The weather in Cuba and through the straits turned nasty Thursday and is expected to become much more hazardous this weekend for the Cubans' make-shift rafts. While the rain and high winds clearly discouraged refugees from beginning the difficult voyage, the rough conditions almost certainly will result in the deaths of some rafters already at sea.

News agency reports from Havana said the beach at nearby Cojimar, the departure point for many of the thousands of refugees in the past week, was empty of rafters for the first time in days. Nevertheless, U.S. Navy and Coast Guard ships continued to pick up Cubans who had departed earlier.

Coast Guard officials said the weather was deteriorating rapidly in the straits Thursday night, with squalls of between 20 knots and 40 knots and waves of between six and 10 feet - rough enough to swamp all of the rafts and many of the small boats being used by the refugees.

Full-fledged storms are expected over the weekend.

"This is not a tropical storm," said forecaster Lixion Avila of the National Hurricane Center. "But if you have rafters in this situation, it is very dangerous."

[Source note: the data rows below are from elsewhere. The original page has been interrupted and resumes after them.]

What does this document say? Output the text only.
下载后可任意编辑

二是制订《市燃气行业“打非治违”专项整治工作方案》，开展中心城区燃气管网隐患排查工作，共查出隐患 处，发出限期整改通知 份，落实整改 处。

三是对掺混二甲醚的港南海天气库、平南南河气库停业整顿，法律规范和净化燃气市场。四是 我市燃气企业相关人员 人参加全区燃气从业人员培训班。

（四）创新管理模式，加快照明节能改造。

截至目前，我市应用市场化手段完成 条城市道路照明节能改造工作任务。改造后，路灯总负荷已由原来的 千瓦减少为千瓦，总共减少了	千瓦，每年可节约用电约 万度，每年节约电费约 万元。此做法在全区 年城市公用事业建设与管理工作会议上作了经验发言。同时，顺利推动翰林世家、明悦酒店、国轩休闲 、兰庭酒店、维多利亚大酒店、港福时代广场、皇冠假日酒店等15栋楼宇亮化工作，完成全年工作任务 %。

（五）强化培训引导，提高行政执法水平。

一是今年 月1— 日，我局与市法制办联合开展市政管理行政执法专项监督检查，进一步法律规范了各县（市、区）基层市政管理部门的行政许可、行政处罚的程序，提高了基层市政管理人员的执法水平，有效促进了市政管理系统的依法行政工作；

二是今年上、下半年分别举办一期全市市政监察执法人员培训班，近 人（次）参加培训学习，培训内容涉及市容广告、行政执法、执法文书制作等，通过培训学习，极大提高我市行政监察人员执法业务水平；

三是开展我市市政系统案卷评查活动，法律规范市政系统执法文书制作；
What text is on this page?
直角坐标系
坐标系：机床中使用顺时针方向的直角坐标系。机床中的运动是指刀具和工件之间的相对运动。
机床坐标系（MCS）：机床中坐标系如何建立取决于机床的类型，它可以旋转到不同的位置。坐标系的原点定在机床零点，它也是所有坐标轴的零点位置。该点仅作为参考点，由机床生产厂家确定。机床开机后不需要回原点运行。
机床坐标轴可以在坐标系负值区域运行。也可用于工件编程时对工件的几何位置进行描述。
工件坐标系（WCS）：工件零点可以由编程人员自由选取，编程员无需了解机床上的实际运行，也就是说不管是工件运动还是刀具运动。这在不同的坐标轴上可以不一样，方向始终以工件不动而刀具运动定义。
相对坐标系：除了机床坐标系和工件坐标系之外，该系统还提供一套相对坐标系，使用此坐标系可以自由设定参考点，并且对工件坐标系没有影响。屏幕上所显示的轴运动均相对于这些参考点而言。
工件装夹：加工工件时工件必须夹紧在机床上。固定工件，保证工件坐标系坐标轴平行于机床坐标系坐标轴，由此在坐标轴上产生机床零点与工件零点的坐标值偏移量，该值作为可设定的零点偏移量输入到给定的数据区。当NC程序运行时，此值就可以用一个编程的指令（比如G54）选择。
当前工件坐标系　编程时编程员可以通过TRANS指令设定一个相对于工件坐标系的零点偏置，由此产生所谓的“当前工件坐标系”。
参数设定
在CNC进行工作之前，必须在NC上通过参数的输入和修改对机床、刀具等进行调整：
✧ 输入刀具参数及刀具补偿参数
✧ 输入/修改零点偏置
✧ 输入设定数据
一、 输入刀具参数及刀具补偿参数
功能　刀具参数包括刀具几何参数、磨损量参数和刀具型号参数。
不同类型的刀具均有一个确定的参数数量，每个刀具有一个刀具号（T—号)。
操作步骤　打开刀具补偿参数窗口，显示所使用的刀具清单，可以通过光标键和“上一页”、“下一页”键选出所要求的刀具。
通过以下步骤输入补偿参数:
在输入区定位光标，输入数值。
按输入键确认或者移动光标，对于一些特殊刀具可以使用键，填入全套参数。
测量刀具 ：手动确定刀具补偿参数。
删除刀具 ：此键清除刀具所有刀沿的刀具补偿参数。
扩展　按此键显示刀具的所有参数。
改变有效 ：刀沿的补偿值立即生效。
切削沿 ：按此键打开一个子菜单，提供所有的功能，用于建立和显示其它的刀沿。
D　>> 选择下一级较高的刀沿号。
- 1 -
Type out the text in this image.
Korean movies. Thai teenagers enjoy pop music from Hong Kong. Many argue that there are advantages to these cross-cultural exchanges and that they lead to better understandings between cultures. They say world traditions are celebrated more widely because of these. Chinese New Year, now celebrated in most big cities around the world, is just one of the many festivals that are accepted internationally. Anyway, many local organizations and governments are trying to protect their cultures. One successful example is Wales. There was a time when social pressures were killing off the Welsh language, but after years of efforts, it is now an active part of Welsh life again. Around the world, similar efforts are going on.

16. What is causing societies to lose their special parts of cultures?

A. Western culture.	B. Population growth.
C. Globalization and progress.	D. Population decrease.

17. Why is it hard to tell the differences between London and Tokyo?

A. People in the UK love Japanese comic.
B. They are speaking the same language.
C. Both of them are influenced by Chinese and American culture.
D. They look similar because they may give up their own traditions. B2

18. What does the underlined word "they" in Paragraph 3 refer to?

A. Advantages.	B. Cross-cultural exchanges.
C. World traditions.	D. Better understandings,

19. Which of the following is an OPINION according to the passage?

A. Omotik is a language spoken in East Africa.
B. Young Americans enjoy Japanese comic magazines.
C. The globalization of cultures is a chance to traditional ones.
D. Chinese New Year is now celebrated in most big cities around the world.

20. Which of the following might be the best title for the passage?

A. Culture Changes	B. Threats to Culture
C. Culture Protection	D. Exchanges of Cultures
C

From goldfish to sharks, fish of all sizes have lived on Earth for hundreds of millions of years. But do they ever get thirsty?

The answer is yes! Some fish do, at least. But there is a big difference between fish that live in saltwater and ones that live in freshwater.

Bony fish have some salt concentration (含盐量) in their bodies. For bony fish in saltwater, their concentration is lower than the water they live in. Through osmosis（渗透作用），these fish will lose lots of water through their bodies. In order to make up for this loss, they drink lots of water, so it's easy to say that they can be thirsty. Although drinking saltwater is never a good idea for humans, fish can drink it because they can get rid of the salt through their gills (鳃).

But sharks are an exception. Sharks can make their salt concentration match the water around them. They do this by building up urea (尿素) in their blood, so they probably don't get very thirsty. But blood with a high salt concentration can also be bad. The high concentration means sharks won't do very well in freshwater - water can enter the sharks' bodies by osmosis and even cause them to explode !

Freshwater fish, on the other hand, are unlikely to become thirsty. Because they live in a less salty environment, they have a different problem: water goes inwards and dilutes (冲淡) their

Clinton said he is ready to resume low-level talks on Cuban refugee status and immigration, which have been going on occasionally since 1984. But he ruled out discussing other subjects and said he will not upgrade the negotiations by assigning senior officials to conduct them.

He said Castro "needs to be in consultation with his own folks. ... The people of Cuba want democracy and free markets."

Earlier in the day, Attorney General Janet Reno and Undersecretary of State Peter Tarnoff said the administration is determined not to give Castro the Washington-Havana dialogue he has long sought.

Both officials said Castro deliberately caused the crisis by throwing open the island's long-barred exit in an effort to force a dialogue with the United States and it is up to him to end it. But that response ignores the immediate effect of the 3,000-a-day influx of refugees on the U.S. Navy and Coast Guard and the impact of the well-watched humanitarian disaster on the American public.

In a 2{-hour late-night speech Wednesday, Castro called for negotiations not only over immigration and refugees issues but also the longstanding U.S. economic embargo and Washington's control of Guantanamo Bay Naval Base under a lease that was signed long before Castro seized power.

Clinton's refusal to talk to Castro continues a policy that was followed by eight previous presidents starting with Dwight D. Eisenhower. Republicans generally praised the president for holding firm against negotiations even though many of them were sharply critical of other elements of his policy. But a growing number of Democrats on Capitol Hill, joined by some outside experts, called for a new dialogue with Cuba.

Sen. Christopher Dodd, D-Conn., a member of the Senate Foreign Relations Committee, said that "some open negotiations with Castro makes sense. It's anachronistic not to do it."

President-elect Ernesto Zadillo of Mexico also called for talks between Washington and Havana. He offered to mediate.